También Bonnard, a quién la Sala Recoletos dedica una exposición hasta el 10 de enero que traza toda su trayectoria, usa el color como recurso específico de la pintura. Tal vez porque frente a la fotografía – en la muestra se pueden ver algunas tomadas por el propio artista – era lo que de modo más singular la caracterizaba entonces. Cuando pinta los baños terapéuticos de su mujer, contrasta los amarillos y naranjas de las paredes con el blanco y el azul del agua. Pero lo que demuestra que Bonnard es un gran artista es su capacidad para pintar de rosas y rojos las paredes de las habitaciones sin que nos percatemos de la inverosimilitud de esta opción. Para mí la exposición de la Fundación Mapfre ha sido un redescubrimiento del artista, durante años marginado en los libros de historia del arte por no adherirse a ninguno de los movimientos de vanguardia.
Un acercamiento radicalmente distinto es el de Vassily Kandinsky. CentroCentro Cibeles presenta hasta el 28 de febrero la colección que la viuda del artista donó al Centro Pompidou de París. La muestra recorre pormenorizadamente los años en los que formó parte de Blaue Reiter en Munich, su vuelta a Rusia con motivo de la Revolución Soviética, la Bauhaus, donde daría clases, y su exilio en París tras el ascenso del nazismo. A través de libros como Punto y línea sobre el plano Kandinsky propondrá una serie de principios para hacer uso del color en el arte nuevo, algo que influirá de forma definitiva a muchos de los artistas de las siguientes generaciones.
Un ejemplo es Max Bill, a quién la Fundación Juan March dedica hasta el 17 de enero una completísima exposición que aborda su trabajo como diseñador y sus “objetos configurados para el uso espiritual”, o sea sus pinturas. Es evidente que durante sus años de estudiante en La Bauhaus interiorizó las lecciones de Kandinsky en torno al color y cierta estética de lo trascendental, tan característica de los padres de la abstracción y heredera de la tradición romántica. La obra de Max Bill, especialmente sus diseños, demuestra que esta “revolución del color” ha cambiado nuestro entorno cotidiano de manera definitiva.
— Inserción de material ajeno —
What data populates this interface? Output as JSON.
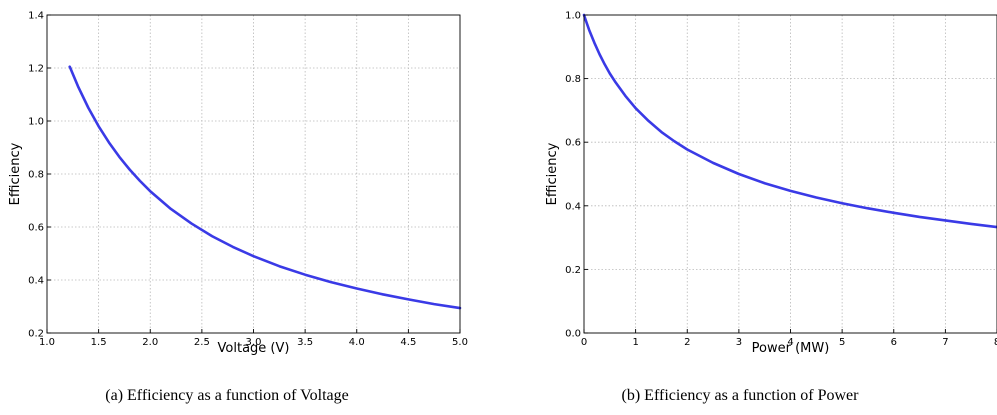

Al salir de la exposición pienso en el color que tendrían las lámparas y sillas de los restaurantes, los escaparates que jalonan la avenida o la publicidad de los autobuses, si estos artistas, Munch, Bonnard, Kandinsky y Max Bill no hubieran liberado la paleta del sentido y significados que se les daba la historia hasta no hace tanto tiempo.